Secondhand Breitling super ocean heritage would be my choice 

Don't split the budget up (!). You'll never regret getting one great watch instead of three mediocre.

You could also look at more expensive micro brands like H2O or get something esoteric like a Seiko Marinemaster.


----------



## tixntox (Jul 17, 2009)

Bjorn1 said:


> Secondhand Breitling super ocean heritage would be my choice
> 
> Don't split the budget up (!). You'll never regret getting one great watch instead of three mediocre.

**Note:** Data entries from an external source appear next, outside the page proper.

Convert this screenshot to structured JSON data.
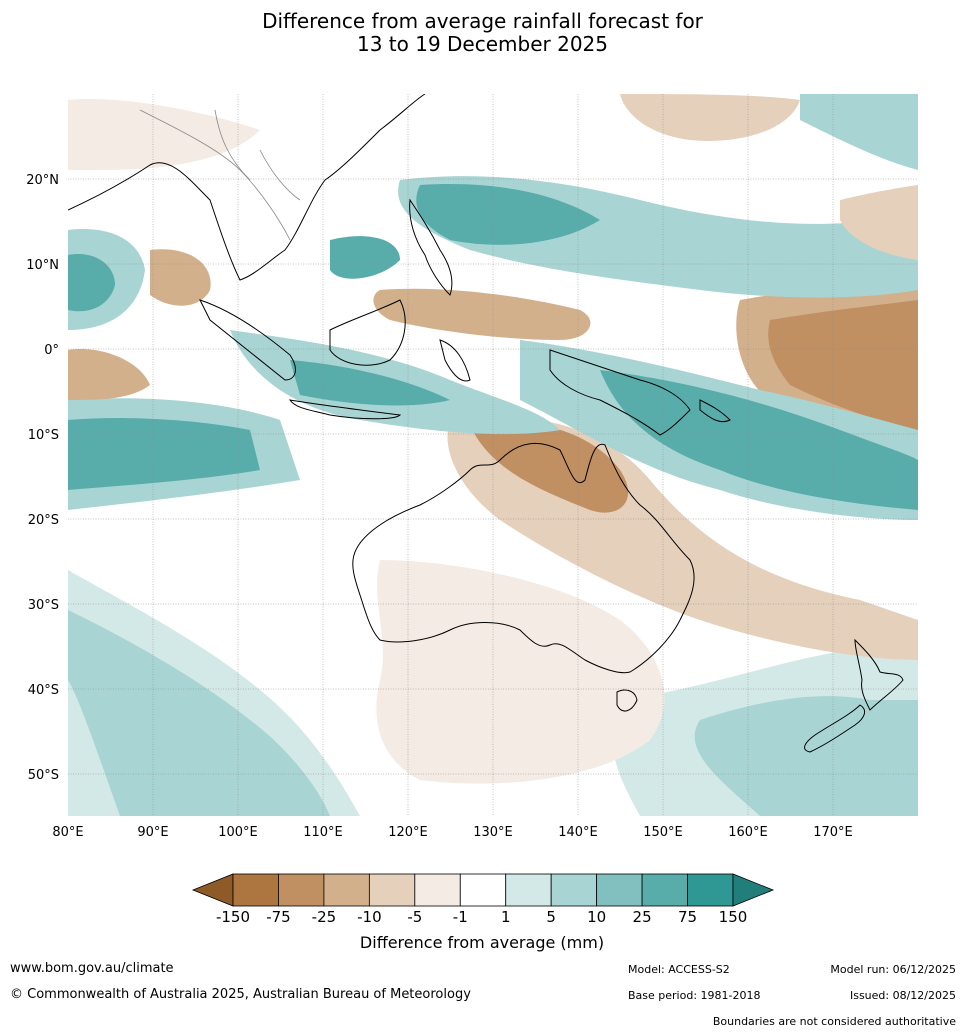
{
  "title_line1": "Difference from average rainfall forecast for",
  "title_line2": "13 to 19 December 2025",
  "map": {
    "lon_labels": [
      "80°E",
      "90°E",
      "100°E",
      "110°E",
      "120°E",
      "130°E",
      "140°E",
      "150°E",
      "160°E",
      "170°E"
    ],
    "lat_labels": [
      "20°N",
      "10°N",
      "0°",
      "10°S",
      "20°S",
      "30°S",
      "40°S",
      "50°S"
    ],
    "lon_range": [
      80,
      180
    ],
    "lat_range": [
      -55,
      30
    ]
  },
  "legend": {
    "title": "Difference from average (mm)",
    "ticks": [
      "-150",
      "-75",
      "-25",
      "-10",
      "-5",
      "-1",
      "1",
      "5",
      "10",
      "25",
      "75",
      "150"
    ],
    "colors": [
      "#8e5a28",
      "#ad7640",
      "#c09062",
      "#d3b08c",
      "#e5d0bc",
      "#f4ebe4",
      "#ffffff",
      "#d3e9e8",
      "#a8d5d3",
      "#82c0bf",
      "#58adab",
      "#2f9894",
      "#227e7b"
    ]
  },
  "footer": {
    "website": "www.bom.gov.au/climate",
    "copyright": "© Commonwealth of Australia 2025, Australian Bureau of Meteorology",
    "model": "Model: ACCESS-S2",
    "base_period": "Base period: 1981-2018",
    "model_run": "Model run: 06/12/2025",
    "issued": "Issued: 08/12/2025",
    "boundaries": "Boundaries are not considered authoritative"
  }
}
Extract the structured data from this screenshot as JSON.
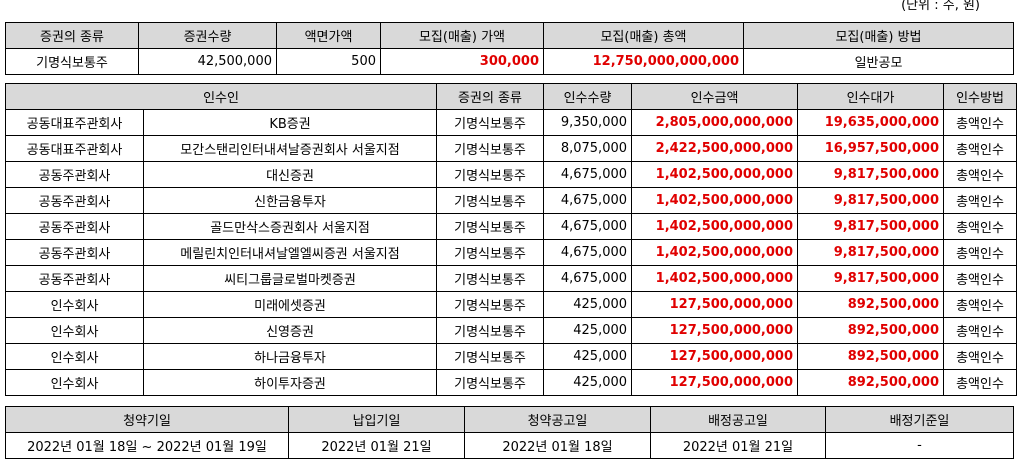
{
  "unit": "(단위 : 주, 원)",
  "offering": {
    "headers": [
      "증권의 종류",
      "증권수량",
      "액면가액",
      "모집(매출) 가액",
      "모집(매출) 총액",
      "모집(매출) 방법"
    ],
    "row": [
      "기명식보통주",
      "42,500,000",
      "500",
      "300,000",
      "12,750,000,000,000",
      "일반공모"
    ]
  },
  "underwriters": {
    "headers": [
      "인수인",
      "증권의 종류",
      "인수수량",
      "인수금액",
      "인수대가",
      "인수방법"
    ],
    "rows": [
      [
        "공동대표주관회사",
        "KB증권",
        "기명식보통주",
        "9,350,000",
        "2,805,000,000,000",
        "19,635,000,000",
        "총액인수"
      ],
      [
        "공동대표주관회사",
        "모간스탠리인터내셔날증권회사 서울지점",
        "기명식보통주",
        "8,075,000",
        "2,422,500,000,000",
        "16,957,500,000",
        "총액인수"
      ],
      [
        "공동주관회사",
        "대신증권",
        "기명식보통주",
        "4,675,000",
        "1,402,500,000,000",
        "9,817,500,000",
        "총액인수"
      ],
      [
        "공동주관회사",
        "신한금융투자",
        "기명식보통주",
        "4,675,000",
        "1,402,500,000,000",
        "9,817,500,000",
        "총액인수"
      ],
      [
        "공동주관회사",
        "골드만삭스증권회사 서울지점",
        "기명식보통주",
        "4,675,000",
        "1,402,500,000,000",
        "9,817,500,000",
        "총액인수"
      ],
      [
        "공동주관회사",
        "메릴린치인터내셔날엘엘씨증권 서울지점",
        "기명식보통주",
        "4,675,000",
        "1,402,500,000,000",
        "9,817,500,000",
        "총액인수"
      ],
      [
        "공동주관회사",
        "씨티그룹글로벌마켓증권",
        "기명식보통주",
        "4,675,000",
        "1,402,500,000,000",
        "9,817,500,000",
        "총액인수"
      ],
      [
        "인수회사",
        "미래에셋증권",
        "기명식보통주",
        "425,000",
        "127,500,000,000",
        "892,500,000",
        "총액인수"
      ],
      [
        "인수회사",
        "신영증권",
        "기명식보통주",
        "425,000",
        "127,500,000,000",
        "892,500,000",
        "총액인수"
      ],
      [
        "인수회사",
        "하나금융투자",
        "기명식보통주",
        "425,000",
        "127,500,000,000",
        "892,500,000",
        "총액인수"
      ],
      [
        "인수회사",
        "하이투자증권",
        "기명식보통주",
        "425,000",
        "127,500,000,000",
        "892,500,000",
        "총액인수"
      ]
    ]
  },
  "schedule": {
    "headers": [
      "청약기일",
      "납입기일",
      "청약공고일",
      "배정공고일",
      "배정기준일"
    ],
    "row": [
      "2022년 01월 18일 ~ 2022년 01월 19일",
      "2022년 01월 21일",
      "2022년 01월 18일",
      "2022년 01월 21일",
      "-"
    ]
  }
}
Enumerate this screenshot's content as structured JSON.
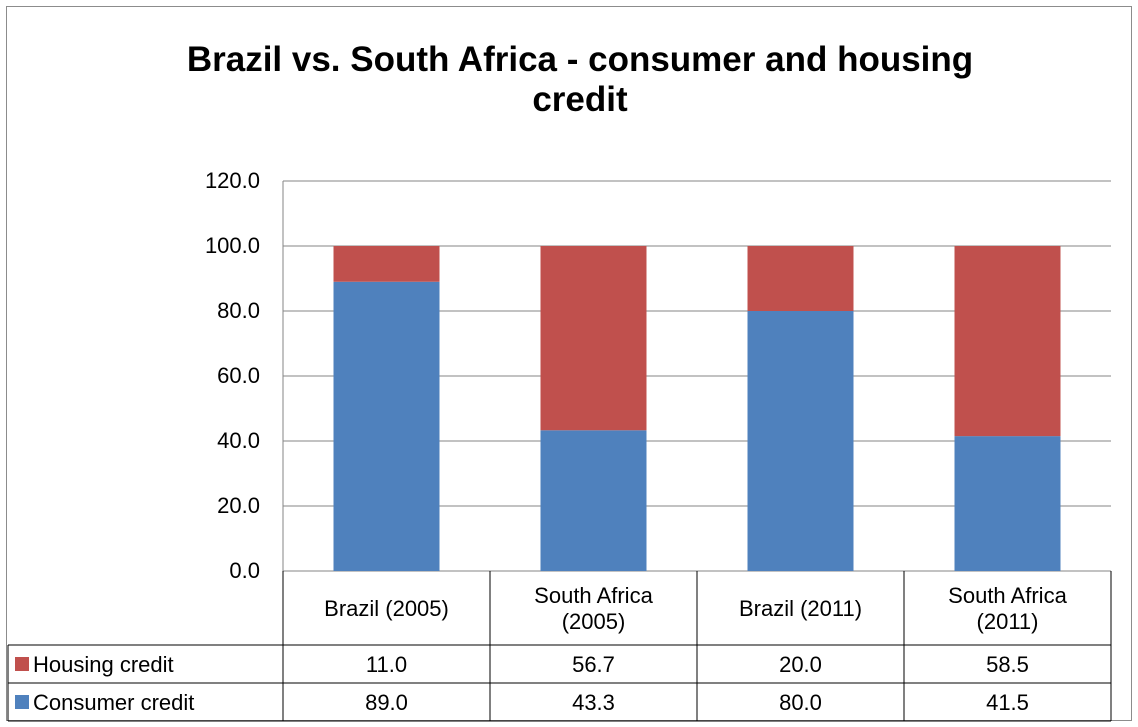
{
  "chart_data": {
    "type": "bar",
    "stacked": true,
    "title_lines": [
      "Brazil vs. South Africa - consumer and housing",
      "credit"
    ],
    "categories": [
      [
        "Brazil (2005)"
      ],
      [
        "South Africa",
        "(2005)"
      ],
      [
        "Brazil (2011)"
      ],
      [
        "South Africa",
        "(2011)"
      ]
    ],
    "series": [
      {
        "name": "Consumer credit",
        "color": "#4f81bd",
        "values": [
          89.0,
          43.3,
          80.0,
          41.5
        ],
        "labels": [
          "89.0",
          "43.3",
          "80.0",
          "41.5"
        ]
      },
      {
        "name": "Housing credit",
        "color": "#c0504d",
        "values": [
          11.0,
          56.7,
          20.0,
          58.5
        ],
        "labels": [
          "11.0",
          "56.7",
          "20.0",
          "58.5"
        ]
      }
    ],
    "table_order": [
      1,
      0
    ],
    "ylim": [
      0,
      120
    ],
    "yticks": [
      "0.0",
      "20.0",
      "40.0",
      "60.0",
      "80.0",
      "100.0",
      "120.0"
    ],
    "ytick_values": [
      0,
      20,
      40,
      60,
      80,
      100,
      120
    ],
    "grid": true,
    "legend": "data-table"
  }
}
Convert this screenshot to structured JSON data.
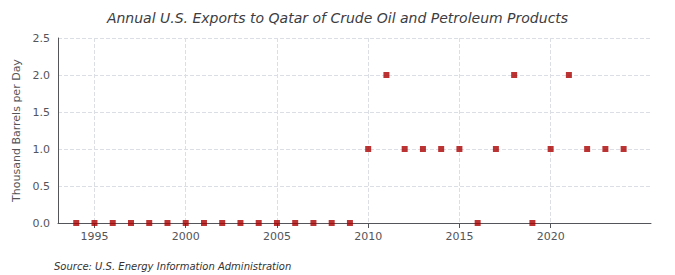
{
  "chart_data": {
    "type": "scatter",
    "title": "Annual U.S. Exports to Qatar of Crude Oil and Petroleum Products",
    "ylabel": "Thousand Barrels per Day",
    "annotations": [
      "Source: U.S. Energy Information Administration"
    ],
    "x": [
      1994,
      1995,
      1996,
      1997,
      1998,
      1999,
      2000,
      2001,
      2002,
      2003,
      2004,
      2005,
      2006,
      2007,
      2008,
      2009,
      2010,
      2011,
      2012,
      2013,
      2014,
      2015,
      2016,
      2017,
      2018,
      2019,
      2020,
      2021,
      2022,
      2023,
      2024
    ],
    "values": [
      0.0,
      0.0,
      0.0,
      0.0,
      0.0,
      0.0,
      0.0,
      0.0,
      0.0,
      0.0,
      0.0,
      0.0,
      0.0,
      0.0,
      0.0,
      0.0,
      1.0,
      2.0,
      1.0,
      1.0,
      1.0,
      1.0,
      0.0,
      1.0,
      2.0,
      0.0,
      1.0,
      2.0,
      1.0,
      1.0,
      1.0
    ],
    "color": "#aa0000",
    "marker": "square",
    "xlim": [
      1993.0,
      2025.5
    ],
    "ylim": [
      0,
      2.5
    ],
    "xticks": [
      1995,
      2000,
      2005,
      2010,
      2015,
      2020
    ],
    "yticks": [
      {
        "value": 0.0,
        "label": "0.0"
      },
      0.5,
      {
        "value": 1.0,
        "label": "1.0"
      },
      1.5,
      {
        "value": 2.0,
        "label": "2.0"
      },
      2.5
    ],
    "grid": true
  }
}
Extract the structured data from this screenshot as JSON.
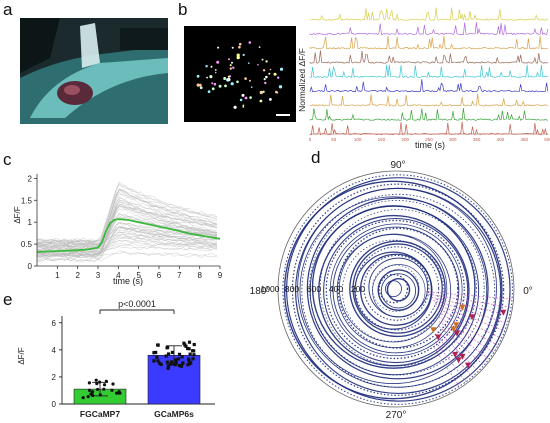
{
  "panels": {
    "a": {
      "letter": "a"
    },
    "b": {
      "letter": "b",
      "ylabel": "Normalized ΔF/F",
      "xlabel": "time (s)",
      "ticks": [
        "0",
        "50",
        "100",
        "150",
        "200",
        "250",
        "300",
        "350",
        "400",
        "450",
        "500"
      ],
      "trace_colors": [
        "#d6cf4a",
        "#b36bdc",
        "#d8a24a",
        "#9a6a5a",
        "#3fc7d4",
        "#3e3ec6",
        "#d8a24a",
        "#3aa53a",
        "#c06050"
      ]
    },
    "c": {
      "letter": "c",
      "ylabel": "ΔF/F",
      "xlabel": "time (s)",
      "yticks": [
        "0",
        "0.5",
        "1",
        "1.5",
        "2"
      ],
      "xticks": [
        "1",
        "2",
        "3",
        "4",
        "5",
        "6",
        "7",
        "8",
        "9"
      ]
    },
    "d": {
      "letter": "d",
      "angles": {
        "top": "90°",
        "left": "180°",
        "right": "0°",
        "bottom": "270°"
      },
      "radial_labels": [
        "1000",
        "800",
        "600",
        "400",
        "200"
      ]
    },
    "e": {
      "letter": "e",
      "ylabel": "ΔF/F",
      "pvalue": "p<0.0001"
    }
  },
  "chart_data": [
    {
      "type": "line",
      "panel": "c",
      "xlabel": "time (s)",
      "ylabel": "ΔF/F",
      "xlim": [
        0,
        9
      ],
      "ylim": [
        0,
        2
      ],
      "series": [
        {
          "x": [
            0,
            0.5,
            1,
            1.5,
            2,
            2.5,
            3,
            3.2,
            3.4,
            3.6,
            3.8,
            4,
            4.5,
            5,
            5.5,
            6,
            6.5,
            7,
            7.5,
            8,
            8.5,
            9
          ],
          "y": [
            0.32,
            0.33,
            0.34,
            0.35,
            0.36,
            0.38,
            0.42,
            0.55,
            0.8,
            0.98,
            1.05,
            1.07,
            1.05,
            1.0,
            0.95,
            0.9,
            0.85,
            0.8,
            0.74,
            0.7,
            0.66,
            0.62
          ],
          "color": "#3cb83c"
        }
      ]
    },
    {
      "type": "bar",
      "panel": "e",
      "categories": [
        "FGCaMP7",
        "GCaMP6s"
      ],
      "values": [
        1.1,
        3.6
      ],
      "errors": [
        0.5,
        0.7
      ],
      "colors": [
        "#33cc33",
        "#3b3bff"
      ],
      "ylabel": "ΔF/F",
      "ylim": [
        0,
        6.5
      ],
      "yticks": [
        0,
        2,
        4,
        6
      ],
      "annotation": "p<0.0001"
    }
  ]
}
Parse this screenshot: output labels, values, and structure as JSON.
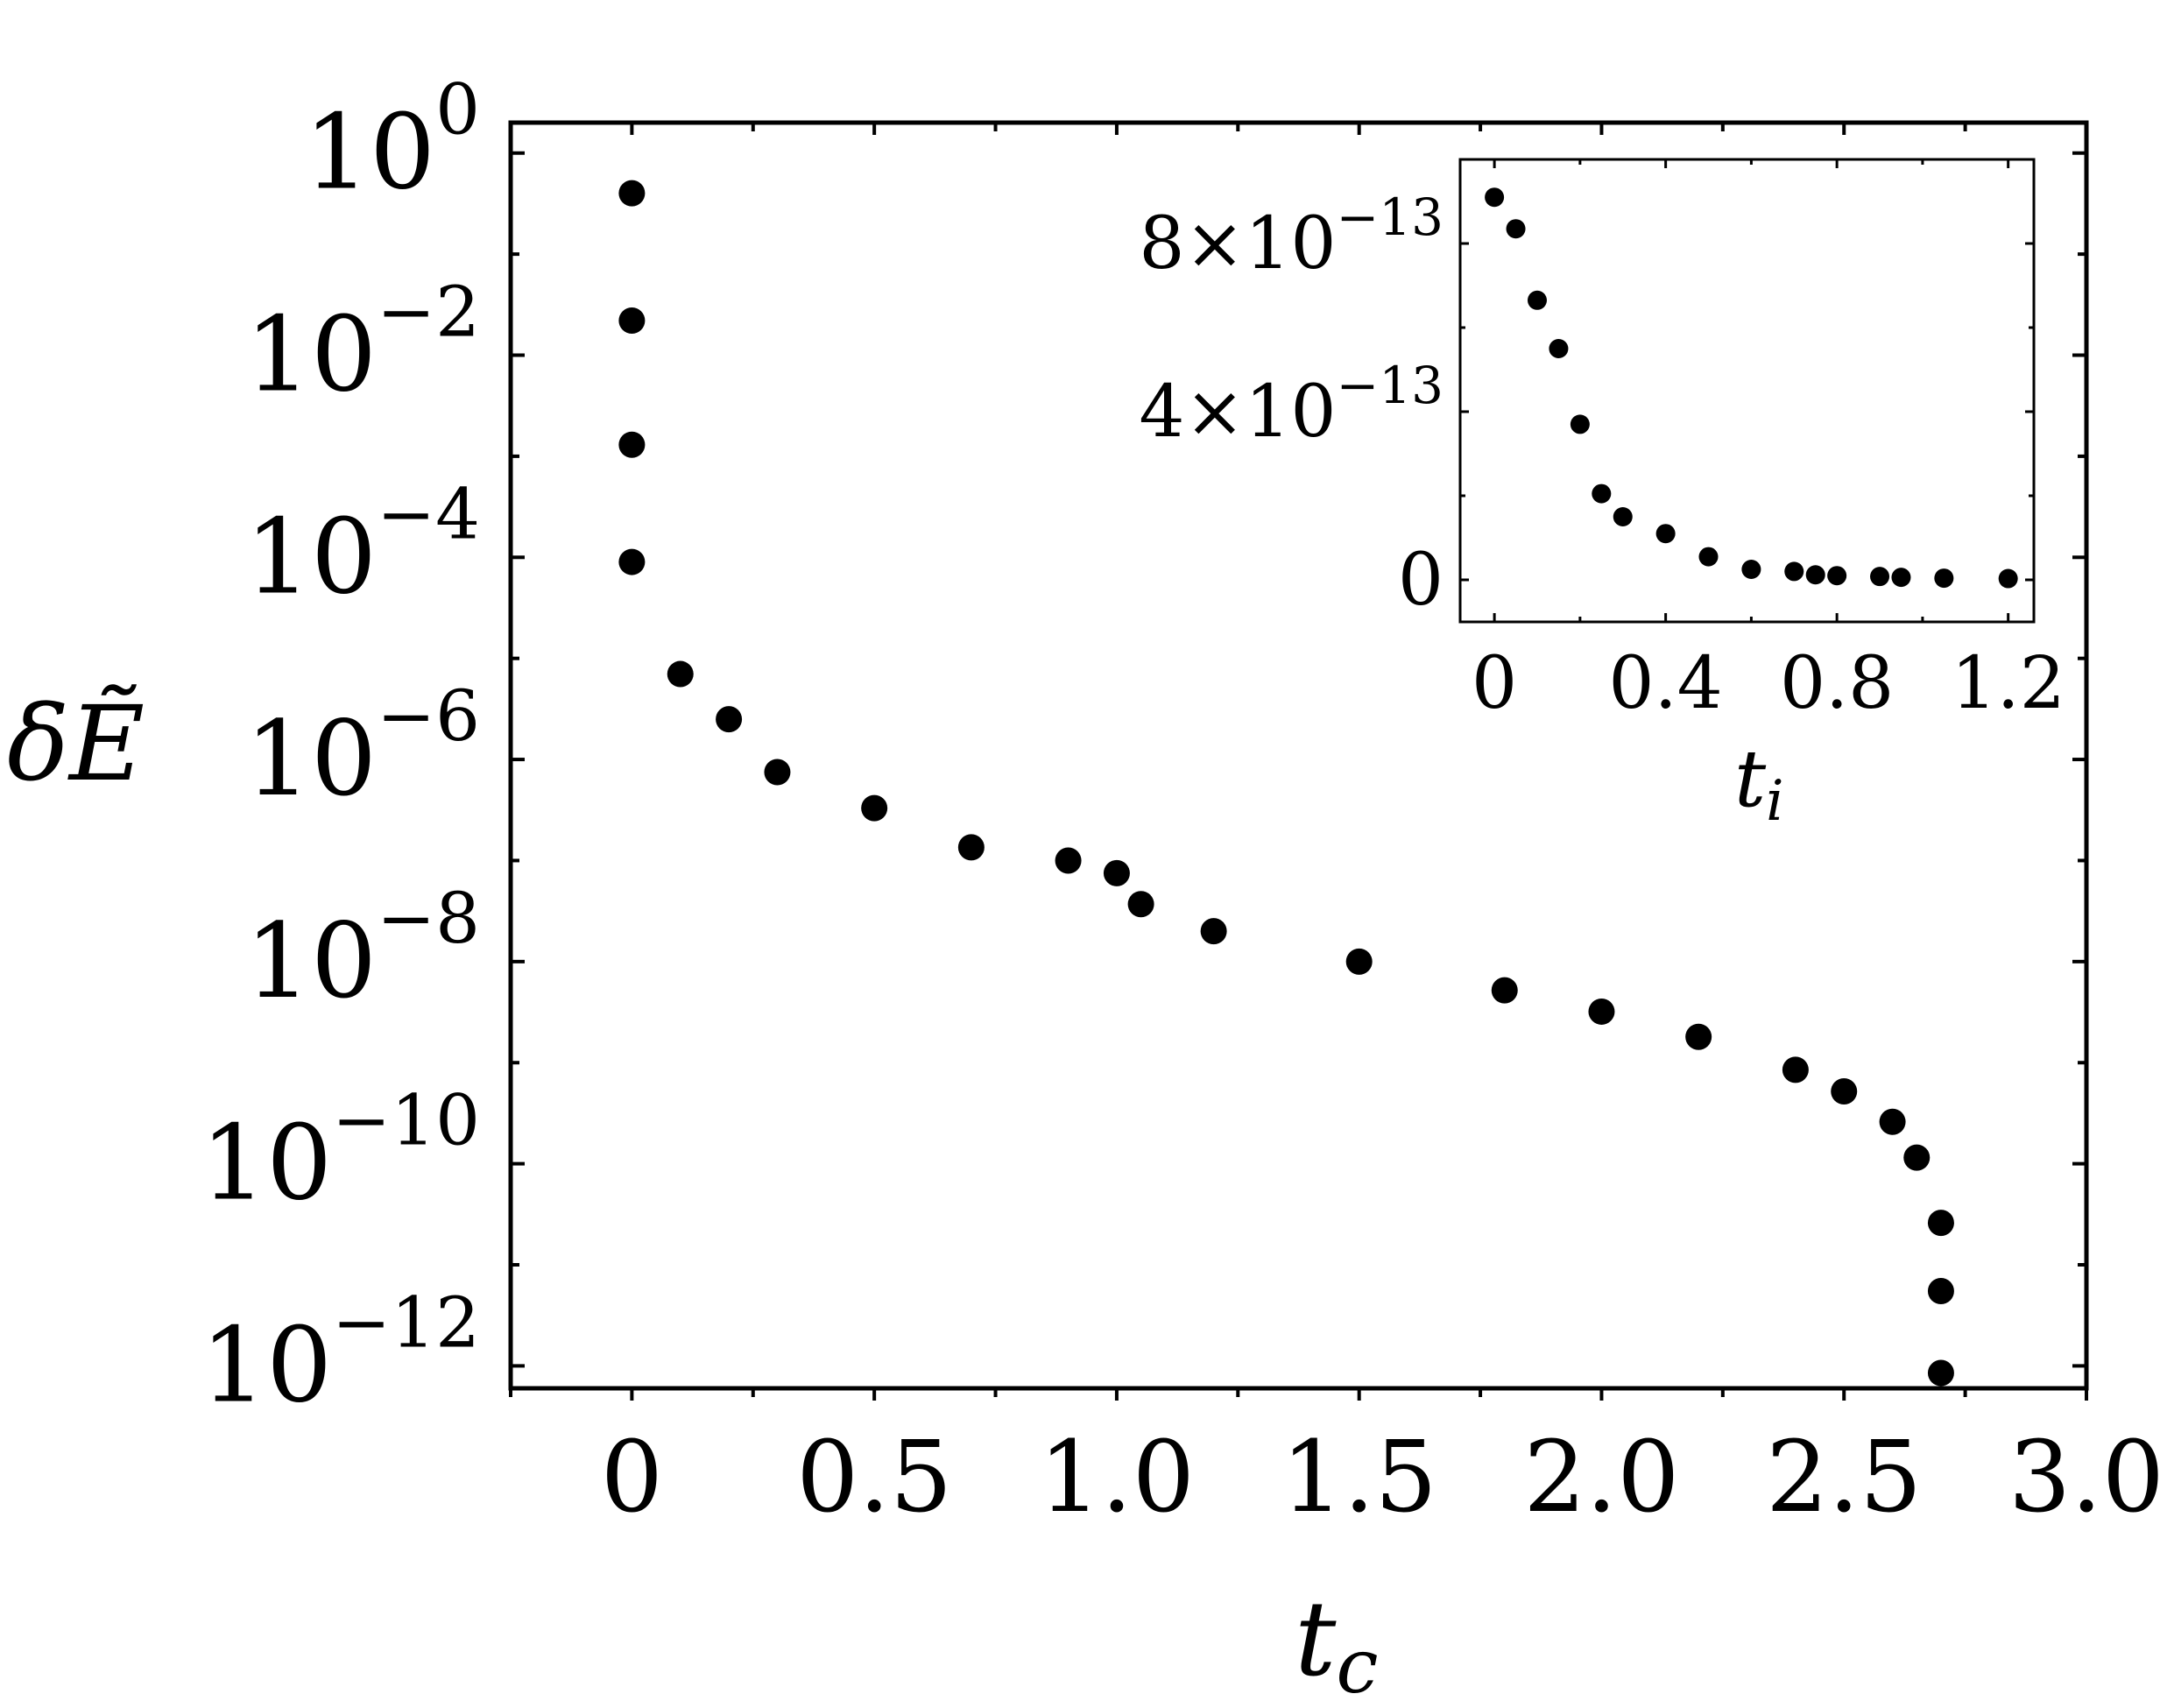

I have a Breitling and a Tissot and like them both! I could never describe my Tissot as mediocre!

Mike


----------



## crsj (May 26, 2009)

How about a Certina? Same price range as Tissot and Longines and a great looking diver. You'd be left with grand which you could spend on either a s*** load of G Shocks, or a night out in Barcelona or Amsterdam....


----------



## Drum2000 (Apr 2, 2010)

Spudley72 said:


> Something I learned pretty quickly with watches is that you have to go with what you like and then try it on, don't be put off what you like until you have counted it out yourself....otherwise you may end up regretting it.
> 
> You have a huge choice there for your budget....you need to get to the shops and get some on your wrists, which for me, is the best advice I have been given.


Yup.


----------



## Docta13 (Nov 18, 2012)

Just put it all down as a deposit on a new PO, you won't regret it!


----------



## Flesh (May 27, 2013)

Drum2000 said:


> Spudley72 said:
> 
> 
> > Something I learned pretty quickly with watches is that you have to go with what you like and then try it on, don't be put off what you like until you have counted it out yourself....otherwise you may end up regretting it.
> ...


  Something I've been doing but then I see something "bling" that blows the budget and everything pales into insignificance........

Not been escorted out of any of the prestigious shops yet though but working on it....

Some fantastic watches you lot have been suggesting. The H2O's look amazing...


----------